Showing 5 changed files with 39 additions and 105 deletions.
diff --git a/xwiki-mysql-tomcat/Dockerfile b/xwiki-mysql-tomcat/Dockerfile
@@ -25,32 +25,29 @@ MAINTAINER Vincent Massol <[email protected]>
 
 # Install LibreOffice + other tools
 RUN apt-get update && \
-  apt-get -y upgrade && \
-  apt-get --no-install-recommends -y --force-yes install \
+  apt-get --no-install-recommends -y install \
     curl \
     libreoffice \
-    unzip && \
+    unzip \
+    libmysql-java && \
   rm -rf /var/lib/apt/lists/*
 
 # Install XWiki as the ROOT webapp context in Tomcat
 # Create the Tomcat temporary directory
 # Configure the XWiki permanent directory
 ENV XWIKI_VERSION=8.4.4
+ENV XWIKI_URL_PREFIX "http://maven.xwiki.org/releases/org/xwiki/enterprise/xwiki-enterprise-web/${XWIKI_VERSION}"
+ENV XWIKI_DOWNLOAD_SHA256 b414edb4527e3d8b27c40a8c3f2f09423980de7963207b7dc89da71d14e7fb23
 RUN rm -rf /usr/local/tomcat/webapps/* && \
   mkdir -p /usr/local/tomcat/temp && \
   mkdir -p /usr/local/xwiki/data && \
-  curl -L "http://download.forge.ow2.org/xwiki/xwiki-enterprise-web-${XWIKI_VERSION}.war" -o xwiki.war && \ 
+  curl -fSL "${XWIKI_URL_PREFIX}/xwiki-enterprise-web-${XWIKI_VERSION}.war" -o xwiki.war && \
+  echo "$XWIKI_DOWNLOAD_SHA256 xwiki.war" | sha256sum -c - && \
   unzip -d /usr/local/tomcat/webapps/ROOT xwiki.war && \
   rm -f xwiki.war
 
-# Download the MySQL JDBC driver and install it in the XWiki webapp
-ENV MYSQL_DRIVER_VERSION=5.1.38
-RUN curl -L https://dev.mysql.com/get/Downloads/Connector-J/mysql-connector-java-${MYSQL_DRIVER_VERSION}.tar.gz \
-    -o mysql-connector-java-${MYSQL_DRIVER_VERSION}.tar.gz && \
-  tar xvf mysql-connector-java-${MYSQL_DRIVER_VERSION}.tar.gz \
-    mysql-connector-java-${MYSQL_DRIVER_VERSION}/mysql-connector-java-${MYSQL_DRIVER_VERSION}-bin.jar -O > \
-    /usr/local/tomcat/webapps/ROOT/WEB-INF/lib/mysql-connector-java-${MYSQL_DRIVER_VERSION}-bin.jar && \
-  rm -f mysql-connector-java-${MYSQL_DRIVER_VERSION}.tar.gz
+# Copy the MySQL JDBC driver in the XWiki webapp
+RUN cp /usr/share/java/mysql-connector-java-*.jar /usr/local/tomcat/webapps/ROOT/WEB-INF/lib/
 
 # Configure Tomcat. For example set the memory for the Tomcat JVM since the default value is too small for XWiki
 COPY tomcat/setenv.sh /usr/local/tomcat/bin/
@@ -60,25 +57,18 @@ ENV MYSQL_DATABASE=xwiki
 COPY xwiki/hibernate.cfg.xml /usr/local/tomcat/webapps/ROOT/WEB-INF/hibernate.cfg.xml
 
 # Set a specific distribution id in XWiki for this docker packaging.

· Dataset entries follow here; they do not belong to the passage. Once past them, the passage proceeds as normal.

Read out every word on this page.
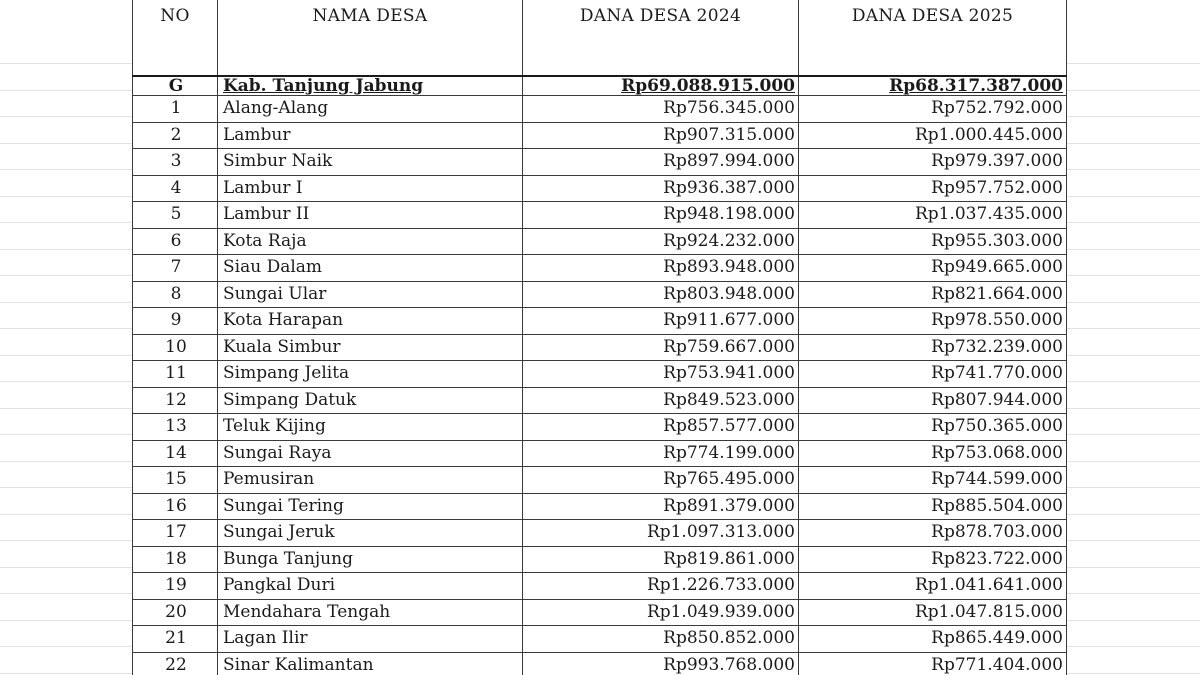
NO	NAMA DESA	DANA DESA 2024	DANA DESA 2025
G	Kab. Tanjung Jabung	Rp69.088.915.000	Rp68.317.387.000
1	Alang-Alang	Rp756.345.000	Rp752.792.000
2	Lambur	Rp907.315.000	Rp1.000.445.000
3	Simbur Naik	Rp897.994.000	Rp979.397.000
4	Lambur I	Rp936.387.000	Rp957.752.000
5	Lambur II	Rp948.198.000	Rp1.037.435.000
6	Kota Raja	Rp924.232.000	Rp955.303.000
7	Siau Dalam	Rp893.948.000	Rp949.665.000
8	Sungai Ular	Rp803.948.000	Rp821.664.000
9	Kota Harapan	Rp911.677.000	Rp978.550.000
10	Kuala Simbur	Rp759.667.000	Rp732.239.000
11	Simpang Jelita	Rp753.941.000	Rp741.770.000
12	Simpang Datuk	Rp849.523.000	Rp807.944.000
13	Teluk Kijing	Rp857.577.000	Rp750.365.000
14	Sungai Raya	Rp774.199.000	Rp753.068.000
15	Pemusiran	Rp765.495.000	Rp744.599.000
16	Sungai Tering	Rp891.379.000	Rp885.504.000
17	Sungai Jeruk	Rp1.097.313.000	Rp878.703.000
18	Bunga Tanjung	Rp819.861.000	Rp823.722.000
19	Pangkal Duri	Rp1.226.733.000	Rp1.041.641.000
20	Mendahara Tengah	Rp1.049.939.000	Rp1.047.815.000
21	Lagan Ilir	Rp850.852.000	Rp865.449.000
22	Sinar Kalimantan	Rp993.768.000	Rp771.404.000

-RUN sed "s/<id>org.xwiki.enterprise:xwiki-enterprise-web/<id>org.xwiki.enterprise:xwiki-enterprise-docker/" \
-    < /usr/local/tomcat/webapps/ROOT/META-INF/extension.xed > /usr/local/tomcat/webapps/ROOT/META-INF/extension2.xed && \
-  mv /usr/local/tomcat/webapps/ROOT/META-INF/extension2.xed /usr/local/tomcat/webapps/ROOT/META-INF/extension.xed
+RUN sed -i 's/<id>org.xwiki.enterprise:xwiki-enterprise-web/<id>org.xwiki.enterprise:xwiki-enterprise-docker/' \
+    /usr/local/tomcat/webapps/ROOT/META-INF/extension.xed
 
 # Add scripts required to make changes to XWiki configuration files at execution time
 # Note: we don't run CHMOD since 1) it's not required since the executabe bit is already set in git and 2) running
 # CHMOD after a COPY will sometimes fail, depending on different host-specific factors (especially on AUFS).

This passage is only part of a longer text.